Suparna then got into the list of things yet to be done with AIO. These
include more performance tuning, support for more filesystems (currently,
even O_DIRECT is only supported on ext2, ext3, and JFS), a
possible convergence of AIO and the epoll interface, vector AIO (it is more
efficient to have a lot of iovecs than a bunch of separate I/O control
blocks), implementing the AIO version of fsync(), and network
AIO. Network AIO was the topic that drew the most interest; it is, it was
said, the "only sane way" to do zero-copy TCP transfers. Linus suggested
that the way to get network AIO working was to publish a benchmark showing
that Solaris did it faster; then there would be an implementation within
two days.
It was also suggested that AIO support should be patched into a few
applications; that would create an incentive for implementing and testing
AIO features. It turns out that some applications (squid and MySQL were
mentioned) already have such support. There were some complaints about the
current glibc implementation of the user-space POSIX AIO functions;
apparently there is a lock there which limits the number of outstanding
operations.
Looking further ahead, some possible improvements to AIO were discussed.

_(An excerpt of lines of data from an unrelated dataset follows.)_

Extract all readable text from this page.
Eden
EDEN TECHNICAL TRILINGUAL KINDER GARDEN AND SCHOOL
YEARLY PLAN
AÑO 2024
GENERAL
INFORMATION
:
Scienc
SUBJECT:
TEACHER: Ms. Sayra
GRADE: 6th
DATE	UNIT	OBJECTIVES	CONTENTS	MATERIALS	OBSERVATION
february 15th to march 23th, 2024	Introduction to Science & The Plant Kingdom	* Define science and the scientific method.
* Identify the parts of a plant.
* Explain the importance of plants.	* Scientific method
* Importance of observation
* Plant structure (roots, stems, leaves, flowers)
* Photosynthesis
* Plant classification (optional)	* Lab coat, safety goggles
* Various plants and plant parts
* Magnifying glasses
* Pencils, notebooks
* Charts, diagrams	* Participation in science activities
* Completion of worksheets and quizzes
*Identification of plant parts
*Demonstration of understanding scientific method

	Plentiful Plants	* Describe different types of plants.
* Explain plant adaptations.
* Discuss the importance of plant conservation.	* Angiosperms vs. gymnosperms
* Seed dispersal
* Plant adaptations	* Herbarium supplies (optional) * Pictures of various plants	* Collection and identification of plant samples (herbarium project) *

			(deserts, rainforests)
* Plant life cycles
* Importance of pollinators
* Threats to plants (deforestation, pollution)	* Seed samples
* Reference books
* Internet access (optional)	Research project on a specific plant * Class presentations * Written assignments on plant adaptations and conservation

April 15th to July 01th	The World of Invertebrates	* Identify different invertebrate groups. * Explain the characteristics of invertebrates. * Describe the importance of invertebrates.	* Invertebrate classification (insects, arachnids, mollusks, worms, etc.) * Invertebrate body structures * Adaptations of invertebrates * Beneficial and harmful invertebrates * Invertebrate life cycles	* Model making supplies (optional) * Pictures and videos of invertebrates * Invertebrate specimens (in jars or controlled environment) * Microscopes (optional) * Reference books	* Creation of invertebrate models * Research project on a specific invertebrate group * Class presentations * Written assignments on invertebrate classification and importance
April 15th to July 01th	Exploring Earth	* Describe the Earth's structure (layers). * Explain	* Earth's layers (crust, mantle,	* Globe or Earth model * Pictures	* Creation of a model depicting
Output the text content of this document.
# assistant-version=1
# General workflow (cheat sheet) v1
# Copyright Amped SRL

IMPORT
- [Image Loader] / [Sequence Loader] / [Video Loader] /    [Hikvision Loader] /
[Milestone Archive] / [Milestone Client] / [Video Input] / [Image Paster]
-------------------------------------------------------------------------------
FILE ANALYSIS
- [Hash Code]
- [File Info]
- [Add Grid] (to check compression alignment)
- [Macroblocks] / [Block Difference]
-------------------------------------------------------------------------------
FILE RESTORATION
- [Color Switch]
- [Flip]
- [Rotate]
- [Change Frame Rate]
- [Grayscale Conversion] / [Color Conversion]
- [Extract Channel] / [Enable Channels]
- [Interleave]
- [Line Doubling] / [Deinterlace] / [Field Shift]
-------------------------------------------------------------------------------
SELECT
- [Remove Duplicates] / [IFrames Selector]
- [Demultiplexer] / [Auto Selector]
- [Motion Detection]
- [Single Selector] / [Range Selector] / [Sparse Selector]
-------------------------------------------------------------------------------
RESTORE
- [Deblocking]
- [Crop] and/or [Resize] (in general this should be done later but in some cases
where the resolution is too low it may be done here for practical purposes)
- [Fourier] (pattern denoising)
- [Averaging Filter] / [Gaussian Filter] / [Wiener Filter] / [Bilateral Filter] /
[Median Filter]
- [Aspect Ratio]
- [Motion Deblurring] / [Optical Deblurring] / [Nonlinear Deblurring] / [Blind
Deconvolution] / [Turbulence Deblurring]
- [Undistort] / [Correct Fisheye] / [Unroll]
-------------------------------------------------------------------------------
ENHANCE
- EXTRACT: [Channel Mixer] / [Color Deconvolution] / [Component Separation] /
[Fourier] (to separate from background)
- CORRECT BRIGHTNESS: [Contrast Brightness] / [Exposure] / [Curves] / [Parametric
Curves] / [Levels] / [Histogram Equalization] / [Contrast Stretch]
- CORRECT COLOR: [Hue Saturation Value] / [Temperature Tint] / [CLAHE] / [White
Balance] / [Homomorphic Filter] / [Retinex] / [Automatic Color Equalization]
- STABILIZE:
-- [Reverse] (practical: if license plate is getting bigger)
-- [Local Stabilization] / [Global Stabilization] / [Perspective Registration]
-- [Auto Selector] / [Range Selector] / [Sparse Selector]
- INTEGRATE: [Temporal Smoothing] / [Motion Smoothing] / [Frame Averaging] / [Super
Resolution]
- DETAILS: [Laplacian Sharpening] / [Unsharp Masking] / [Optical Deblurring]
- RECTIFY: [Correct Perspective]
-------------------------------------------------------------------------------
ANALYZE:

Most of these seem to involve having AIO take over much of the rest of the
I/O infrastructure - an idea which came up at last year's kernel summit as
well. So, for example, the various read and write methods from the
file_operations structure could be removed, and
aio_read() and aio_write() used for everything. The
entire file I/O path could be changed over to a retry-based mode for all
operations. In this future, synchronous operations would be implemented by
invoking the corresponding asynchronous operations, then waiting for the
result. Such changes are far into the 2.7 (or later) future, however.